Sur les mots d’ordre de la manifestation, on peut regretter que des sujets au moins aussi importants ne soient pas défendus avec la même ardeur : le chèque éducation, le libre choix des assurances maladies et retraites, la lutte pour la liberté d’expression et le pluralisme dans les médias. Cela viendra. En entrant en guerre contre la famille, le gouvernement socialiste a fait le plus beau cadeau à la révolution, aurait pu dire Lénine. Ce qui est le plus important dans ces manifestations, qui durent depuis plus d’un an, c’est la conscientisation politique d’un peuple et d’une génération qui s’est tenue éloignée de la démarche politique et culturelle pendant presque une génération. Ce qui est en jeu, c’est un combat de civilisation, une lutte pour une définition différente de l’homme que celle qui est défendue par les socialistes. Un tel combat ne peut se gagner en un an ; il y faudra un certain temps, et une percolation plus grande de la société.

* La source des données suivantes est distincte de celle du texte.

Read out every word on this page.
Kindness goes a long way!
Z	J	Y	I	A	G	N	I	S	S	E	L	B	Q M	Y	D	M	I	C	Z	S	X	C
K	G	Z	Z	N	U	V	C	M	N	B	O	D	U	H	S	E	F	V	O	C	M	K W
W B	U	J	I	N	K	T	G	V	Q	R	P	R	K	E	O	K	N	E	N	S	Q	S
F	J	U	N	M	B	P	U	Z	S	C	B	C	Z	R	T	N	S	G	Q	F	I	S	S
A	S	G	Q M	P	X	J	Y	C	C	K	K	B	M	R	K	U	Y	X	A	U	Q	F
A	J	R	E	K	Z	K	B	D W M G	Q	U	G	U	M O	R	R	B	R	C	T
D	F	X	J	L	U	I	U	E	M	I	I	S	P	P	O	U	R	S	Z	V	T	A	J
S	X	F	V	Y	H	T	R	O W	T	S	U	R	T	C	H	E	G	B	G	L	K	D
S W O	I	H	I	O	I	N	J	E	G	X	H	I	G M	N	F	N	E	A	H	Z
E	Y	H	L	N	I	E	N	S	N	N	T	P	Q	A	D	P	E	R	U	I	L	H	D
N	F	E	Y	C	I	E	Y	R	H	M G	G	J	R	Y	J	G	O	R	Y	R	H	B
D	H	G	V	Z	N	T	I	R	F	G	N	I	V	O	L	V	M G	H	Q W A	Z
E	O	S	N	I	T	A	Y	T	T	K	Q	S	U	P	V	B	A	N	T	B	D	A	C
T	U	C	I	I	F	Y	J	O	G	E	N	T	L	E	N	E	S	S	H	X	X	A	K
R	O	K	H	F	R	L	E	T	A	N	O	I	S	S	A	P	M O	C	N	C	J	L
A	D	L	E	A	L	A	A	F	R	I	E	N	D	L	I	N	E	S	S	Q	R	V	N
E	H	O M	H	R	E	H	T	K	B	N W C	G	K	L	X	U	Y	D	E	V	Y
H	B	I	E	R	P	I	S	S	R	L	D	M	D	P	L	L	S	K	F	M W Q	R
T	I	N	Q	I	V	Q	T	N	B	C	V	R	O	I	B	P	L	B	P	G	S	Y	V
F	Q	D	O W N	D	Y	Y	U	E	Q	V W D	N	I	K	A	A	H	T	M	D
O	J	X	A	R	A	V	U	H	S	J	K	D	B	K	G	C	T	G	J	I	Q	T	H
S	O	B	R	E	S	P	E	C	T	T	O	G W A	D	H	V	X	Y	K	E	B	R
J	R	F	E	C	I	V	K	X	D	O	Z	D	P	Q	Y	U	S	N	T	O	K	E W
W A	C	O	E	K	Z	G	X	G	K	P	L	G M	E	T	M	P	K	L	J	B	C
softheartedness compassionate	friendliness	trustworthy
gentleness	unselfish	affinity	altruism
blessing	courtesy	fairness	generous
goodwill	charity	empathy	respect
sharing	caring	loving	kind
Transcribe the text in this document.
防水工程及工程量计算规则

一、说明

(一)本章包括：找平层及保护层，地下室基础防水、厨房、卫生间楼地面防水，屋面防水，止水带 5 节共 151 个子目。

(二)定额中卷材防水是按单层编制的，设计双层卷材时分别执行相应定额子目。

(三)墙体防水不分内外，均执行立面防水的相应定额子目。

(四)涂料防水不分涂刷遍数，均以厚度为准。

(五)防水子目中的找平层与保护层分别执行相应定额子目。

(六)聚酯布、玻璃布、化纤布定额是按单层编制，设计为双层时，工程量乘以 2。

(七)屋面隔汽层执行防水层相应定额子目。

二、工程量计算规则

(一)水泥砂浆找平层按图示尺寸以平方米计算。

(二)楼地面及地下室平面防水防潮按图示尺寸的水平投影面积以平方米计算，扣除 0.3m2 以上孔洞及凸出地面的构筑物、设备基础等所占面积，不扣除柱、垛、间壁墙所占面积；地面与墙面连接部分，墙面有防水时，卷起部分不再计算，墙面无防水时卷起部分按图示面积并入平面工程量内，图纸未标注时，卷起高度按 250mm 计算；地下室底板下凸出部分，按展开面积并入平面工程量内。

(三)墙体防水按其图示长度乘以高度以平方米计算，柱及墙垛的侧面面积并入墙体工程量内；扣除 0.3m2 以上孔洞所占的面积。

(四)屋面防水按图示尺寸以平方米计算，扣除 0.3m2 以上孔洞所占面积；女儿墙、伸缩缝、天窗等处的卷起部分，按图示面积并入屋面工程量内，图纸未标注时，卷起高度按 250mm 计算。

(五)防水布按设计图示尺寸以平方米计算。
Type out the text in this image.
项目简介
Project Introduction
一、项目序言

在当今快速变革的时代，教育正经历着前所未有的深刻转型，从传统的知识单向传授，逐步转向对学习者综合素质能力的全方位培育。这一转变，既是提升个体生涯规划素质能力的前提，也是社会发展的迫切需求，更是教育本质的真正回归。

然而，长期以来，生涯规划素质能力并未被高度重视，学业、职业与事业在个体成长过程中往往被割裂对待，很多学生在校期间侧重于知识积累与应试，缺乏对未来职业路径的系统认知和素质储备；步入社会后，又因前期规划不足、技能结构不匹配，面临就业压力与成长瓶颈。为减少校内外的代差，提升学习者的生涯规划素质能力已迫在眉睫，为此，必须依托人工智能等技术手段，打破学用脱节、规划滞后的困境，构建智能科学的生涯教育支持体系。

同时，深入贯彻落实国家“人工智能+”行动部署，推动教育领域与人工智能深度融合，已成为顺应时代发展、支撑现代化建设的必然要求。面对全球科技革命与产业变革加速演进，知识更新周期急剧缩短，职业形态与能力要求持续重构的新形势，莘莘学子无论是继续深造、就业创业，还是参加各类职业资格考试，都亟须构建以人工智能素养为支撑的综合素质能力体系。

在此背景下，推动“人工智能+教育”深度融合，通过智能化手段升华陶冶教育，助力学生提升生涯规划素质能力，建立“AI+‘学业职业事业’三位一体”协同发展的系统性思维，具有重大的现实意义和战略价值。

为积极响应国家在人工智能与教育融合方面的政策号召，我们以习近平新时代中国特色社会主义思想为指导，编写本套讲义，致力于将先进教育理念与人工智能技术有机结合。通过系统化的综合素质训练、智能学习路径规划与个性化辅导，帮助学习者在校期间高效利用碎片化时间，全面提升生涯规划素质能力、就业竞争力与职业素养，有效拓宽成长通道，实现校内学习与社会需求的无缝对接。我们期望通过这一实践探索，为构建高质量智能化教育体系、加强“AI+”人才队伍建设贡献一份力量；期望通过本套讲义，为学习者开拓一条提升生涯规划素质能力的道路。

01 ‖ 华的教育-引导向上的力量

Dans le creuset de ces manifestations, c’est une génération politique qui se forme, purifiée par le feu de l’action, formée par la griserie d’être ensemble, et par la conscience de former un groupe et une communauté d’intérêts communs. Nous assistons au phénomène inverse que décrivait Tocqueville : non pas l’individualisation de la société, la fragmentation des individus, mais l’agrégation des personnes et la défense d’un bien commun qui est un véritable intérêt général. Alexis de Tocqueville estimait que seule la religion pouvait sauver la démocratie, et notamment le christianisme, parce qu’elle seule pouvait donner à l’homme la conscience de sa liberté et lui procurer le sens de l’intérêt général face à la tentation individualiste. C’est pourquoi ce n’est pas un hasard que la révolte soit née dans le camp catholique, et que celui-ci soit le presque unique pourvoyeur de manifestants, même si les organisateurs des manifestations essayent de mettre des minorités visibles au premier plan.

Ce qui nait, c’est une génération qui prend conscience d’elle-même, du rôle de la culture, du combat intellectuel, de la présence médiatique et du jeu démocratique. Quatre ans de guerre, dans des tranchées boueuses et malsaines, avaient créé la génération de 1914, née dans l’épreuve du feu, forgée par le tir de la mitraille, soudée par la camaraderie des combats et l’expérience commune de la guerre. Cette génération de 1914 a dominé l’Europe jusque dans les années 1960, jusqu’en 1968 pourrait-on dire, de façon symbolique. Le combat culturel ne se gagne pas en un an. C’est une nouvelle génération qui se forge et se forme dans les combats menés depuis 2012, une nouvelle génération de 14 pour un nouveau siècle de 14. Si l’historien doit rester méfiant lorsqu’il fait porter son regard vers le lointain, on peut penser que la génération des gaz lacrymogènes de la Grande Armée, la génération des gardes à vue de la rue de l’Évangile, la génération de la nouvelle bataille de Denfert Rochereau, dominera la France et l’Europe au moins jusqu’en 2068.